Aboubacar M Zinder en Studio d’enregistrement
Dans les ruelles animées de Zinder, berceau du Damagaram, une voix s’impose peu à peu sur la scène musicale locale. C’est celle d’Aboubacar Moutari, plus connu sous le nom d’artiste Aboubacar M Zinder, jeune chanteur et compositeur en langue Hausa. Cette nouvelle star des cérémonies traditionnelles, surtout des mariages, affiche des ambitions pour l’avenir.
À moins de 30 ans, ce jeune autodidacte symbolise une nouvelle génération d’artistes nigériens qui réinventent leur culture à travers la musique. Loin des grands studios, Aboubacar compose dans sa chambre. Un espace modeste, mais suffisant pour faire naître des refrains qui circulent désormais de cérémonie en cérémonie dans son Damagaram natal.

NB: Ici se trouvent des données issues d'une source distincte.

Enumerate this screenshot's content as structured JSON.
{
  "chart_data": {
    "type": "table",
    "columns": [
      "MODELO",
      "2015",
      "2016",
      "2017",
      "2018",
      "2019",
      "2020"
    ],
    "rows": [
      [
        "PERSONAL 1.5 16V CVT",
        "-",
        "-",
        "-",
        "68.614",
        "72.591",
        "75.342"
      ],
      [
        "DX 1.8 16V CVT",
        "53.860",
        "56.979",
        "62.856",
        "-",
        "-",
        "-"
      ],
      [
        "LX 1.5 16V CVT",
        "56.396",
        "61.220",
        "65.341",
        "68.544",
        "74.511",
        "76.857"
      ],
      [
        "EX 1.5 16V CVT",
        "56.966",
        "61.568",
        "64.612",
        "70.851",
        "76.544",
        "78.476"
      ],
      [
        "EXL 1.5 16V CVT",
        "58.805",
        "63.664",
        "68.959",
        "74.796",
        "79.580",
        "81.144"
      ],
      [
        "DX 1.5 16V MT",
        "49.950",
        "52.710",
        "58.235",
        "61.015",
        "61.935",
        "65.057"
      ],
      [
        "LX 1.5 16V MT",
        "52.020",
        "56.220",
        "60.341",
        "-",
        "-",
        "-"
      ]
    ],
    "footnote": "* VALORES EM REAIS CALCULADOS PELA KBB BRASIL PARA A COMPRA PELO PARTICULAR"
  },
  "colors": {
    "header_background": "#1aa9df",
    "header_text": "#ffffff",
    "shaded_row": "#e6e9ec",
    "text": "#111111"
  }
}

Avant d’embrasser la musique, Aboubacar suivait un chemin très différent. « J’ai quitté l’école classique assez tôt pour l’enseignement coranique », explique-t-il. Puis, en 2012, il se tourne vers le petit commerce pour subvenir à ses besoins. Il passa ainsi cinq (O5) années à apprendre les lois du marché, sans jamais soupçonner qu’il allait bientôt changer de registre, au sens propre du terme.
Le déclic se produit en 2017 lorsqu’il découvre les musiques populaires du nord du Nigéria, en particulier les chansons hausa avec leurs mélodies entraînantes et leurs textes qui touchent les âmes. « J’ai commencé à écouter intensément, puis j’ai ressenti l’envie d’écrire moi-même », souligne-t-il. Un processus lent, introspectif, qui marque le début de sa mue artistique.
Aujourd’hui, Aboubacar M Zinder est devenu une référence locale dans la musique de mariage, un genre prisé au Niger, mêlant poésie, rythmes traditionnels et messages personnalisés. Sa particularité est d’écrire des chansons sur mesure qui racontent l’histoire des couples et des familles. « Chaque demande est un défi créatif. Je dois capter l’essence des gens, créer une chanson qui leur ressemble », dit-il.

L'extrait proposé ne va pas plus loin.